Other than the larger iMac models — Pro and Max — that are now so easy to visualize, it’s the Mac Pro that stands as the next opportunity for Apple to show us what its processor development can do. Bloomberg’s Mark Gurman tweets that the Mac Pro will ship in two iterations equipped with two and four times the number of CPU and GPU cores as the M1 Max. That’s up to 40 CPU cores and 128 GPU cores on the high end, he said.

His comment has generated a wave of speculation. The mathematics of his claim suggest Apple’s future Mac Pros will feature dual or quad M1 Max processors. While it isn’t clear what performance we’ll see achieved by putting four souped up M1 variant chips inside these Macs, we know battery life will be no obstacle to performance as they are connected to mains.

We can also speculate the markets these things are aimed at: sci-tech, the highest-end photography and video projects, machine learning development, medicine, architecture, compositing, data analytics, AR development, and experience design… All these uses will benefit from the incredible performance suggested by the chip, particularly on multithreading, with a graphics architecture reinforced by OS-level integration.

This promised leap in Mac performance means Apple’s teams will also be focusing on delivering the system integration the Mac Pros need to fully exploit those chips. In itself that also suggests we should anticipate important APIs for AI, AR, movement, scene, object detection and so forth, all now likely scheduled for announcement at WWDC 2022.

While I don’t really expect the Mac Pro to appear at the developer event (though there will be jubilation if it does), we’ll be able to understand more concerning what those Macs will deliver by studying any enhancements made in macOS then.

Preaching to the choir

In this light, this year’s MacBook Pros and the M1 series chips they contain must be seen as evangelists for that next big leap.
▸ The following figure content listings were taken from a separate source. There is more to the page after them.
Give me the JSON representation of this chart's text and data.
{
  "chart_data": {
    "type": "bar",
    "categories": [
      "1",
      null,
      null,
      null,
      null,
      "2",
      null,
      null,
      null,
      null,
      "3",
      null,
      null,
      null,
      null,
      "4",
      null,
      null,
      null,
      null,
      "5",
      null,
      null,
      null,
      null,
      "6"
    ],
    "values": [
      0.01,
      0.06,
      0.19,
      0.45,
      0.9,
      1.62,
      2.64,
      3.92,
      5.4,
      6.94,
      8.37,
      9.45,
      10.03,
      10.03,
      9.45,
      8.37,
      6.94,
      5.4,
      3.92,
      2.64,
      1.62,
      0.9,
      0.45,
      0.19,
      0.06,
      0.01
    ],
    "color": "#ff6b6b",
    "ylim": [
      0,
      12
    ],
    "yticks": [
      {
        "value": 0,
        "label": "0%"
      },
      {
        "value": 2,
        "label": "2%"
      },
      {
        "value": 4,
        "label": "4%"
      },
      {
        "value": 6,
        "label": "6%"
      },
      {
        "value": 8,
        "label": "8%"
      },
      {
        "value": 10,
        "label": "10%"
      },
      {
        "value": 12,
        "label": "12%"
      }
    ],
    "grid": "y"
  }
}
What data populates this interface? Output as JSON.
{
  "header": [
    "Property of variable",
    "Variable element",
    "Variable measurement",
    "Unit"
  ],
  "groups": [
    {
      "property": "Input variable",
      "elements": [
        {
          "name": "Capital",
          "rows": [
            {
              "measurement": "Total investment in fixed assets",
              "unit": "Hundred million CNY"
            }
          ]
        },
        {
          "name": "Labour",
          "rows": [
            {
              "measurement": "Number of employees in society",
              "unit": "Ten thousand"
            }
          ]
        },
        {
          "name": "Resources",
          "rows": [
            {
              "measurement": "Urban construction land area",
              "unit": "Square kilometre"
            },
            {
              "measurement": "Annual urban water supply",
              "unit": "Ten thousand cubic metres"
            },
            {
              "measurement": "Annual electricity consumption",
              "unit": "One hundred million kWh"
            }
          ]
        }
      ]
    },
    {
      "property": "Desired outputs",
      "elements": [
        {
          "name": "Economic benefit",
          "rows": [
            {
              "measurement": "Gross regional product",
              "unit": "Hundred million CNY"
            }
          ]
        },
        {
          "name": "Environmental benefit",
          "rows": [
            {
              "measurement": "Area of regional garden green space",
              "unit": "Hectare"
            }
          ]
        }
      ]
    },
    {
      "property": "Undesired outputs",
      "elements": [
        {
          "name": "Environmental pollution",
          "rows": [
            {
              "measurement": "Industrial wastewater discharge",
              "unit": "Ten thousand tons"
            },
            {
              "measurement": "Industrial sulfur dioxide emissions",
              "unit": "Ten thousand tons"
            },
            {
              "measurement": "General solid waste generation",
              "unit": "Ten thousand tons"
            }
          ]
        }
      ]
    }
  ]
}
As a Mac user who has paid attention to new models since the Performa series, I couldn’t be more excited, because over the coming 12 months we’re going to see what can be accomplished when you tie tightly integrated hardware and software to computers equipped with arguably the best processors in the industry.

I imagine the creative markets will explode into new possibility, and (if claims of AR glasses are correct) new creative opportunity. That’s even before considering M2 series processors, and what happens when Apple makes the move to 3nm chips.